KALIDOU KOULIBALY : « ON EST CAPABLES DU MEILLEUR COMME DU PIRE »
Défenseur central du Sénégal et pilier du Napoli, Kalidou Koulibaly parle de la sélection sénégalaise, de la Coupe du monde et de son parcours.
Te qualifiant de « phénoménal » , El Diez a déclaré il y a deux ans que tu étais devenu « le meilleur défenseur de Serie A » . Un constat qu’a confirmé le Centre international d’études du sport en début d’année, en te nommant meilleur défenseur des cinq grands championnats. Est-ce justifié à ton avis ?
Faire partie du top 5 mondial à mon poste, c’est un des objectifs que je me donne. Je suis conscient qu’il reste du travail, que rien n’est fait. Aujourd’hui, les gens parlent de moi, car ils voient les bénéfices de mon travail, mais pour moi ce n’est pas fini. Je veux encore grandir.
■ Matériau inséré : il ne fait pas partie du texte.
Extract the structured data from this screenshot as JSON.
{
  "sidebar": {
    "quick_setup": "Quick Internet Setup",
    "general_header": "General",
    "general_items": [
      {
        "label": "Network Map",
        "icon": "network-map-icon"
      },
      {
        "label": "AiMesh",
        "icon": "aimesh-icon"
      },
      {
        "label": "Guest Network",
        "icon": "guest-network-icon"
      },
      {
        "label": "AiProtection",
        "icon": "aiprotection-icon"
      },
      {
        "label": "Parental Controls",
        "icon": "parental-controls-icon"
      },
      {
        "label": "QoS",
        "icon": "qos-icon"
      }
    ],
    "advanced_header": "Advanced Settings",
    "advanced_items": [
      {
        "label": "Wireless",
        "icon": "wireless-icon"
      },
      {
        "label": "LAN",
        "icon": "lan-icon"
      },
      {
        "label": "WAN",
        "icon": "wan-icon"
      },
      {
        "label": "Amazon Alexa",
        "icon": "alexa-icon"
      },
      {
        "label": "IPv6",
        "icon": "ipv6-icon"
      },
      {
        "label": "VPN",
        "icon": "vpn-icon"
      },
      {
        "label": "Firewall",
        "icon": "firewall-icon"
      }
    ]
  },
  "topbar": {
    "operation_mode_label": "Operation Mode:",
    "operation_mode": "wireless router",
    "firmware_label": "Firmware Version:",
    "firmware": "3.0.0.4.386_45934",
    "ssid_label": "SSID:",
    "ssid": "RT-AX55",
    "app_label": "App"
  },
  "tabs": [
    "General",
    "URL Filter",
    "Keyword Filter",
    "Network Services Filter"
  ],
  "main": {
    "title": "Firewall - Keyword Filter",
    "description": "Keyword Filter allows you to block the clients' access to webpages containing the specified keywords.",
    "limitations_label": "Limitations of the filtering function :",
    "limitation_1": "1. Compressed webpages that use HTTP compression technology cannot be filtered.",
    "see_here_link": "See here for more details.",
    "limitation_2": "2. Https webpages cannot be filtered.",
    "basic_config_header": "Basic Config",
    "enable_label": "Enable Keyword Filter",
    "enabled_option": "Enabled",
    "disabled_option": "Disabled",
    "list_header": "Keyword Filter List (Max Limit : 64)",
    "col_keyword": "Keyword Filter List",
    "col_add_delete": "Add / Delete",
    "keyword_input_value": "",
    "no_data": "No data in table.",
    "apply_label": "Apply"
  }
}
Devenir meilleur.
Dans quel secteur as-tu progressé dernièrement ?
Je commence à marquer des buts. Pour un défenseur, c’est le plus dur. J’en ai mis cinq cette année, j’ai vraiment franchi un palier à ce niveau. L’année prochaine, on va viser plus.
Tu dis souvent que tu es « perfectionniste » . Qu’est-ce que cela implique ?
J’aime bien regarder les vidéos des matchs, pour voir les erreurs que j’ai commises. Voir ce que j’ai fait de bien, mais surtout ce que j’ai fait de mal, analyser les erreurs pour ne pas les refaire dans le futur. Ici, le coach et son staff sont très méticuleux, ils m’aident beaucoup sur ce point.
À la télé italienne, Maradona a aussi assuré que tu étais victime d’un forme de racisme plus silencieux en disant que si tu étais blanc, tu jouerais déjà pour le Real Madrid ou le FC Barcelone.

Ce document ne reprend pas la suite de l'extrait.